Apache Spark Overview

Course Details
Code: DB100
Tuition (USD): $1,500.00 • Classroom (1 day)
$1,500.00 • Virtual (1 day)

This 1-day course is for data engineers, analysts, architects, data scientist, software engineers, IT operations, and technical managers interested in a brief hands-on overview of Apache Spark.

The course provides an introduction to the Spark architecture, some of the core APIs for using Spark, SQL and other high-level data access tools, as well as Spark’s streaming capabilities and machine learning APIs. The class is a mixture of lecture and hands-on labs.

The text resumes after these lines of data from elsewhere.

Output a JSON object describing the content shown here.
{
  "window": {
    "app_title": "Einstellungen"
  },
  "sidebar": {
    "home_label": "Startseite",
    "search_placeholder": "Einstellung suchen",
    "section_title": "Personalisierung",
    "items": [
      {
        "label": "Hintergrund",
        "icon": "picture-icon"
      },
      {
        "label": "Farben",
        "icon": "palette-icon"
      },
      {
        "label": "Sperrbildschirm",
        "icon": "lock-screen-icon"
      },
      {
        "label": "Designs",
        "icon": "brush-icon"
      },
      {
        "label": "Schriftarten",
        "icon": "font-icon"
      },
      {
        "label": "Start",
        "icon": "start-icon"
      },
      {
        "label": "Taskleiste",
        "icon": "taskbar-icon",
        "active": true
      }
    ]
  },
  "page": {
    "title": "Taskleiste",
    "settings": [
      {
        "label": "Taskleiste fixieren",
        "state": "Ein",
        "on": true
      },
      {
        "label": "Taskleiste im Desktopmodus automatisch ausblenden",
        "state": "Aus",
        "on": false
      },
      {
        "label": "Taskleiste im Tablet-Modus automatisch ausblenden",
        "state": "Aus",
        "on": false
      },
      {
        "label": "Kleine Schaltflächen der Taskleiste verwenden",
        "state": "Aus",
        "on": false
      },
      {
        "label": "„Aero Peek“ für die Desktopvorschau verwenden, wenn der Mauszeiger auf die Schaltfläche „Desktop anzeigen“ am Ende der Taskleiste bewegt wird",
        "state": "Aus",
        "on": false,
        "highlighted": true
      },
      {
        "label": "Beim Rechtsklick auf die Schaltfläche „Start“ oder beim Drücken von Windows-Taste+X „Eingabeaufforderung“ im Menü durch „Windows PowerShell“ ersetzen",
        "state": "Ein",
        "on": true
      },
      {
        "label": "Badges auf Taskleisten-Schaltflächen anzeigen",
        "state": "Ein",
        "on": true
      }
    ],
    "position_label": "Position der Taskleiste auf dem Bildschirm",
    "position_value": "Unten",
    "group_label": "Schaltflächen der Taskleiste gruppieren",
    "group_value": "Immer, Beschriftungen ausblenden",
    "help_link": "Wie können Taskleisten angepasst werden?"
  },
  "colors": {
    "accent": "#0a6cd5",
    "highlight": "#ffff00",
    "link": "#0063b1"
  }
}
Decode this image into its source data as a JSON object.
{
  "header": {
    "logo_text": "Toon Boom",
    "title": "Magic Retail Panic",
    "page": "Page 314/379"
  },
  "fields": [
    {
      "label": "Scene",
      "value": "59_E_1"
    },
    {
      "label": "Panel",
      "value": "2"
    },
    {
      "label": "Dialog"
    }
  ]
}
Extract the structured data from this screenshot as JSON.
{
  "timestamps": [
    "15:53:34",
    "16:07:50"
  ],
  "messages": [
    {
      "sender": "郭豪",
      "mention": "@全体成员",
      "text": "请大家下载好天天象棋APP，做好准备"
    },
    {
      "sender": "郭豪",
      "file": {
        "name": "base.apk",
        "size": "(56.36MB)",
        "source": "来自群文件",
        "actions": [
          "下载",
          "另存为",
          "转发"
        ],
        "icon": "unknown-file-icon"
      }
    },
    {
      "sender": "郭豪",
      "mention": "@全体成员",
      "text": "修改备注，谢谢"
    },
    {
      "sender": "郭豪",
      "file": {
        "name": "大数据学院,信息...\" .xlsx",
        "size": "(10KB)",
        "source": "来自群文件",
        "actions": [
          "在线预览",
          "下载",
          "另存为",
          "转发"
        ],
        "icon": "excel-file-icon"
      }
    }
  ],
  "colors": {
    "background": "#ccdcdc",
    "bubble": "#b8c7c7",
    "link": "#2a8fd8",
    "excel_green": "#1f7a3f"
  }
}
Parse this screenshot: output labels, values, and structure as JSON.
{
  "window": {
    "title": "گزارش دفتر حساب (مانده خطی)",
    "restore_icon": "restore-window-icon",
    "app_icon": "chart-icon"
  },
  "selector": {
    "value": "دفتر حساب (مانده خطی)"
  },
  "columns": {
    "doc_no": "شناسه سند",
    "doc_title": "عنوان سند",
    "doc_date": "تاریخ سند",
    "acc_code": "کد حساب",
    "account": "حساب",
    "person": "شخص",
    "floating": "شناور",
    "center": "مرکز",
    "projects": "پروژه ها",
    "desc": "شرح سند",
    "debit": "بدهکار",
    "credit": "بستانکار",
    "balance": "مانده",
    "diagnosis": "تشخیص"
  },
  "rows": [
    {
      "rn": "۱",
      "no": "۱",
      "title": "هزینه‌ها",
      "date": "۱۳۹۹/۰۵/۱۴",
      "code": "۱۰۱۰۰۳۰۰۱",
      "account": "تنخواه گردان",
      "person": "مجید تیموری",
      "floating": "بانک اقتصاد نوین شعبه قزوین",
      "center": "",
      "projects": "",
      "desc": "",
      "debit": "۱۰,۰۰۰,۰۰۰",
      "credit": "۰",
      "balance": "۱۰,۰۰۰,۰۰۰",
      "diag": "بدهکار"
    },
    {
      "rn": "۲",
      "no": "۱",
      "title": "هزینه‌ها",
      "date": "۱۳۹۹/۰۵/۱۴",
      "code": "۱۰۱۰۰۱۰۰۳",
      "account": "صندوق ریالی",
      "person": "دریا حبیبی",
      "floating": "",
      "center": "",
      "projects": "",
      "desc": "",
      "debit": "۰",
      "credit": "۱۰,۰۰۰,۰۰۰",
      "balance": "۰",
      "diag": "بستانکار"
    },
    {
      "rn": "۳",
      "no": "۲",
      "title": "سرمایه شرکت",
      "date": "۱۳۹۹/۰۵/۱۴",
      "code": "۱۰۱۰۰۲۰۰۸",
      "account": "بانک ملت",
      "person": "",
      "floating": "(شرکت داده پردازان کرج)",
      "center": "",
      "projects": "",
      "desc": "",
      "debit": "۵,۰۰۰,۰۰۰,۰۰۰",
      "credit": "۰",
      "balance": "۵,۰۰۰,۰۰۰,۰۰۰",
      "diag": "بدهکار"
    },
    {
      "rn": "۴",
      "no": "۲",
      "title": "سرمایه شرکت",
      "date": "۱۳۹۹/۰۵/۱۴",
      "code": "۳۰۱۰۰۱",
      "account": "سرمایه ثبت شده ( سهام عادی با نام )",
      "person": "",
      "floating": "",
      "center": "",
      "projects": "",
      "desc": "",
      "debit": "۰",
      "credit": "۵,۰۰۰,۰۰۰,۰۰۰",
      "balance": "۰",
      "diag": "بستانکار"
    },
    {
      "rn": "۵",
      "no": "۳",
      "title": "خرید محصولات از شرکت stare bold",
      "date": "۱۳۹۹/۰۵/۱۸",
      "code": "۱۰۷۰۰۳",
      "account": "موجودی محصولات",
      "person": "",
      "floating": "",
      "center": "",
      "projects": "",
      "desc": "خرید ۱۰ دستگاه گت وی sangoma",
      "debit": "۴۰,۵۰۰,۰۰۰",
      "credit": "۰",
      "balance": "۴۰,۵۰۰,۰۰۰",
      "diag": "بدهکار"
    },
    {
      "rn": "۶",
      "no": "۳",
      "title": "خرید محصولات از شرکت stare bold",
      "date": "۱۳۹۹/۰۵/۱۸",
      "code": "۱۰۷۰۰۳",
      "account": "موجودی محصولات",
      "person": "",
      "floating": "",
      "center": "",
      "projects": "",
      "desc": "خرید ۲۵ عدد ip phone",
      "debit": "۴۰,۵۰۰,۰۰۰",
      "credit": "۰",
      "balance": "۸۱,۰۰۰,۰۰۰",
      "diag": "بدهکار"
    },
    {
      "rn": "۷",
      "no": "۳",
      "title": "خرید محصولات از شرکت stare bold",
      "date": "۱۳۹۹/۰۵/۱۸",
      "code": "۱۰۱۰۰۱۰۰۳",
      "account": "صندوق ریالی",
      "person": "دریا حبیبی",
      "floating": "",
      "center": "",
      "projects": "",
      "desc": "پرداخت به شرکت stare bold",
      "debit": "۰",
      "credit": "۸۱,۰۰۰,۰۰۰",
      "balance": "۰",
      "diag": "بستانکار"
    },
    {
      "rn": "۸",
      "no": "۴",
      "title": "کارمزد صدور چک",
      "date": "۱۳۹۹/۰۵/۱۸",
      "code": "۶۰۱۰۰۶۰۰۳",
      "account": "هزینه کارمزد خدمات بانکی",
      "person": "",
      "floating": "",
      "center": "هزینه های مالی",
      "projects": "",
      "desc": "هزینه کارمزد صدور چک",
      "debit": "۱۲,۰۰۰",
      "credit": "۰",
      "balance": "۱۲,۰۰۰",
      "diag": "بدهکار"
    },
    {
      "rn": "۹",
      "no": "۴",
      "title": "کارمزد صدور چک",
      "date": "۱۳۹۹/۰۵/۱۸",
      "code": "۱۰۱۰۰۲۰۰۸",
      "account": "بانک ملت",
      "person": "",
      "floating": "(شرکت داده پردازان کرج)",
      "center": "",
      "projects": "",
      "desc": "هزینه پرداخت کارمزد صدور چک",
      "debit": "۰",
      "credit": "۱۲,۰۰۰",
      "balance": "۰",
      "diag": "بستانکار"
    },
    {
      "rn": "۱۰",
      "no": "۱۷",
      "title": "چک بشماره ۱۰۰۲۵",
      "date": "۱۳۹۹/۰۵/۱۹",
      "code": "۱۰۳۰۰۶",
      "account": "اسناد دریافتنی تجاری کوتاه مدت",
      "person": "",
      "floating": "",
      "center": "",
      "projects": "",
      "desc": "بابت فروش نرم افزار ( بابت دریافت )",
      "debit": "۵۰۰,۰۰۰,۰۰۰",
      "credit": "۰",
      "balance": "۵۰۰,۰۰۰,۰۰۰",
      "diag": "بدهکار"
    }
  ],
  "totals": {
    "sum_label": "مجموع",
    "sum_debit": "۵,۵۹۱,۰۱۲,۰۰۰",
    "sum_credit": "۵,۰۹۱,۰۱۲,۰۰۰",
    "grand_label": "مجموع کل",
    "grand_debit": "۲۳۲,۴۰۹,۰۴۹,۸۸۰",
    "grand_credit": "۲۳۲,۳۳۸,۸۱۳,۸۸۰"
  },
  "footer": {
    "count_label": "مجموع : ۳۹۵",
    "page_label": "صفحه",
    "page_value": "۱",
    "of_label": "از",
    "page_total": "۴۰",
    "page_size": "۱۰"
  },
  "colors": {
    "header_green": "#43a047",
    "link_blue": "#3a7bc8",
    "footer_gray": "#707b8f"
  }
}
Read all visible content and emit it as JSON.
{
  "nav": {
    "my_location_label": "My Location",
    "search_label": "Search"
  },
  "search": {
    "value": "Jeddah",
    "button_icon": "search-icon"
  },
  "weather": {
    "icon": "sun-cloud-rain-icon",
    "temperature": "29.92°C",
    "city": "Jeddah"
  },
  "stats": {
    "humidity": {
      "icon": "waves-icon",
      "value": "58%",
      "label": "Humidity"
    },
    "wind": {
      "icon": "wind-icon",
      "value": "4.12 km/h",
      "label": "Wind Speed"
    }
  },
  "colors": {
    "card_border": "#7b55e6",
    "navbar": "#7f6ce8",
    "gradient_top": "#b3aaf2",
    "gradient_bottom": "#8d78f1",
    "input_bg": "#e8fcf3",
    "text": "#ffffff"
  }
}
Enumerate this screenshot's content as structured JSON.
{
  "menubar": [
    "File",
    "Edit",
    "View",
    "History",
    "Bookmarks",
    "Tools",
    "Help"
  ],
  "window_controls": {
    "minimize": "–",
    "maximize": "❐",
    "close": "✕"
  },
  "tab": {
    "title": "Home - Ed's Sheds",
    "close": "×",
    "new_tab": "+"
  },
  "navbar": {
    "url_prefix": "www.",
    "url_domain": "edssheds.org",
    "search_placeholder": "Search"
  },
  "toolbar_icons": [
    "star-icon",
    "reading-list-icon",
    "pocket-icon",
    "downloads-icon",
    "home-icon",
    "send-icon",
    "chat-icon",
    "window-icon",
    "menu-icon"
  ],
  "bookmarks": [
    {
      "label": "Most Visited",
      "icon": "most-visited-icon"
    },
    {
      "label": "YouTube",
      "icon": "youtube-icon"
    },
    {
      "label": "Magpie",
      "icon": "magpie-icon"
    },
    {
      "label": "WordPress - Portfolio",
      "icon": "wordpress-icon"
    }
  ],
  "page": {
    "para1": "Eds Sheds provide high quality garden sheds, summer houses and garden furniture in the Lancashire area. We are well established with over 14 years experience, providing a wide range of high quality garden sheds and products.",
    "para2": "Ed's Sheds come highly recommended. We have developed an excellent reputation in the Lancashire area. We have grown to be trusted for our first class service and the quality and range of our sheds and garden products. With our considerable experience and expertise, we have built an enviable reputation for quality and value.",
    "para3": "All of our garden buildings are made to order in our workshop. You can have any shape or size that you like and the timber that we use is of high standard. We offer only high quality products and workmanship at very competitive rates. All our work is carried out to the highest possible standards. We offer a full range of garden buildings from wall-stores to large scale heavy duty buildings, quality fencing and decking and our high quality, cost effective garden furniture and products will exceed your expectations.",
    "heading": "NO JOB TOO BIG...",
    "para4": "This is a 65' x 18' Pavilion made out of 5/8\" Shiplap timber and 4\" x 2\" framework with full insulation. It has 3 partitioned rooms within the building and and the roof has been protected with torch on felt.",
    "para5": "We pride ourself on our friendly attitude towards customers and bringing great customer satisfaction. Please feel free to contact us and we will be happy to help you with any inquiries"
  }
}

Each topic includes lecture content along with hands-on labs in the Databricks notebook environment. Students may keep the notebooks and continue to use them with the free Databricks Community Edition offering after the class ends; all examples are guaranteed to run in that environment.

Skills Gained

After taking this class, students will be able to:

  • Use a subset of the core Spark APIs to operate on data.
  • Articulate and implement simple use cases for Spark
  • Build data pipelines and query large data sets using Spark SQL and DataFrames
  • Create Structured Streaming jobs
  • Understand how a Machine Learning pipeline works
  • Understand the basics of Spark’s internals

Who Can Benefit

Data engineers, analysts, architects, data scientist, software engineers, and technical managers who want a quick introduction into how to use Apache Spark to streamline their big data processing, build production Spark jobs, and understand and debug running Spark applications.

Prerequisites

Some familiarity with Apache Spark is helpful but not required. Knowledge of SQL is helpful. Basic programming experience in an object-oriented or functional language is highly recommended but not required. The class can be taught concurrently in Python and Scala.

Course Details

Topics

Spark Overview

Introduction to Spark SQL and DataFrames, including:

  • Reading & Writing Data
  • The DataFrames/Datasets API
  • Spark SQL
  • Caching and caching storage levels

Overview of Spark internals

  • Cluster Architecture
  • How Spark schedules and executes jobs and tasks
  • Shuffling, shuffle files, and performance
  • The Catalyst query optimizer

Spark Structured Streaming

  • Sources and sinks
  • Structured Streaming APIs
  • Windowing & Aggregation
  • Checkpointing & Watermarking
  • Reliability and Fault Tolerance

Overview of Spark’s MLlib Pipeline API for Machine Learning

  • Transformer/Estimator/Pipeline API
  • Perform feature preprocessing
  • Evaluate and apply ML models